By the sounds of it there isn't anything to fix as such, hes checked out and whilst grappling with mental illness is challenging and it sounds like over the years he has accessed support; it doesnt mean he should be treating you like this. I can't imagine this relationship adds anything positive to your life besides some financial stability- but at what cost? Id start looking at jobs and using some of the benfit calculators to see what support you could get.

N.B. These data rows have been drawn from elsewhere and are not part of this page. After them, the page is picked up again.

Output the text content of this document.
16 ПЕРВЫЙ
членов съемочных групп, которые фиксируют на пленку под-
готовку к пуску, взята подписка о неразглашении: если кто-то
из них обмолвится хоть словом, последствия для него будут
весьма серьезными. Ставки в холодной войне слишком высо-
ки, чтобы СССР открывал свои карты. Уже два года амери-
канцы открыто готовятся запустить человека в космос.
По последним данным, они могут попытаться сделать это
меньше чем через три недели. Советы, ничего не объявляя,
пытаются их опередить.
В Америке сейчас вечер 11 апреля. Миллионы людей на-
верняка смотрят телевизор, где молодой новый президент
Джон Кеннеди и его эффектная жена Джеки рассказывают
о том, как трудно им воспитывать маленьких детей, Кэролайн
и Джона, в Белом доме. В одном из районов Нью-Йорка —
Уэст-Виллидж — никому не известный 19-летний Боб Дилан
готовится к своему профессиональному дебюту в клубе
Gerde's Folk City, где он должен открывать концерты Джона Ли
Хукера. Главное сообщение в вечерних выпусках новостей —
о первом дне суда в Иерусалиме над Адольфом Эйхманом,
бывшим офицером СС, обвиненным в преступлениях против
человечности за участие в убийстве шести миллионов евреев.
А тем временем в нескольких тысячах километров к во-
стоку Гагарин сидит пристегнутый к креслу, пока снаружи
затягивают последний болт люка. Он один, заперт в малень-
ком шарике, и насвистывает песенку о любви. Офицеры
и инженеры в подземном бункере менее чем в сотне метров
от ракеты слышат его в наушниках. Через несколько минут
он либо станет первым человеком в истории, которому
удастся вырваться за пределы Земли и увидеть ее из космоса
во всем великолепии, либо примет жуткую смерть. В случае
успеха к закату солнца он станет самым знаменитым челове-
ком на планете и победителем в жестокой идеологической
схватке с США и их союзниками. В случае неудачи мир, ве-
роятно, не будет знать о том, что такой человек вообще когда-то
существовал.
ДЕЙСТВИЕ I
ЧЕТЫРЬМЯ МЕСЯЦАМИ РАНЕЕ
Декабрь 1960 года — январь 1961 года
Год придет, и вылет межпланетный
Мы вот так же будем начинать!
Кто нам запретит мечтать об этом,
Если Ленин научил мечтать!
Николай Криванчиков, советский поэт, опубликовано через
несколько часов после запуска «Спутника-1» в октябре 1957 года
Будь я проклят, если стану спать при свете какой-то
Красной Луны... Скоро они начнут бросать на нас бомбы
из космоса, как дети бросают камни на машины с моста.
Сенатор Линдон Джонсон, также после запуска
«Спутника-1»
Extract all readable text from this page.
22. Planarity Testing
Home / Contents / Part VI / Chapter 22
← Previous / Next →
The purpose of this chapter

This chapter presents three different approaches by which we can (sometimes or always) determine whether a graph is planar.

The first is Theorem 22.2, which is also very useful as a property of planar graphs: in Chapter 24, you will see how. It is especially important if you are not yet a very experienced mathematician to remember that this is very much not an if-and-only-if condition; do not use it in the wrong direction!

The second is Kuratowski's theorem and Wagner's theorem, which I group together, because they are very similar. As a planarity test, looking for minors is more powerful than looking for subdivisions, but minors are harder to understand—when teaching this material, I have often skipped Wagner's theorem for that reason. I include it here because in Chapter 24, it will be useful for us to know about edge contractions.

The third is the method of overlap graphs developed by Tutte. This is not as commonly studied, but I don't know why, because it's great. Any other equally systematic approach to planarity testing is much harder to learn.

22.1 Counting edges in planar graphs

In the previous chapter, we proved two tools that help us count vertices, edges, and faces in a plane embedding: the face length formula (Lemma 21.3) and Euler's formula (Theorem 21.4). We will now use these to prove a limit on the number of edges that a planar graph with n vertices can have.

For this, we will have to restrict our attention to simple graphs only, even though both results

scotsmum2015 · 26/05/2025 09:04

Thanks for the replies. I have received a message from him this morning saying he has never felt so bad and is sorry for what he has done. I honestly think he is unwell. The selfish lazy stuff has escalated last 6 months. I’ve told him he seeks help and starts opening up or it’s done. The first few years he was so caring and invested in us. He started to change very suddenly. I will not be sticking around much longer if this is it. I’m going to sit and figure out how I pay for things myself and reimburse him for his share in this place. He has paid everything he has into this place. We both have. It’s messy and I’m a bit frightened I lose everything or he falls apart. There’s also 2 dogs to think of. We pay a lot as one is frequently unwell. He loves them, as I do. I was on my own bringing up my daughter for years before we got together. I can’t believe I’ve landed myself in codependency.

OP posts:
SpryCat · 26/05/2025 09:11

At least you recognise you’re codependent, that’s the first step towards getting your ducks in a row, freeing yourself from the vortex of his needs and living life for you. It’s not going to get better, the promises are to keep you hopeful and catering to him.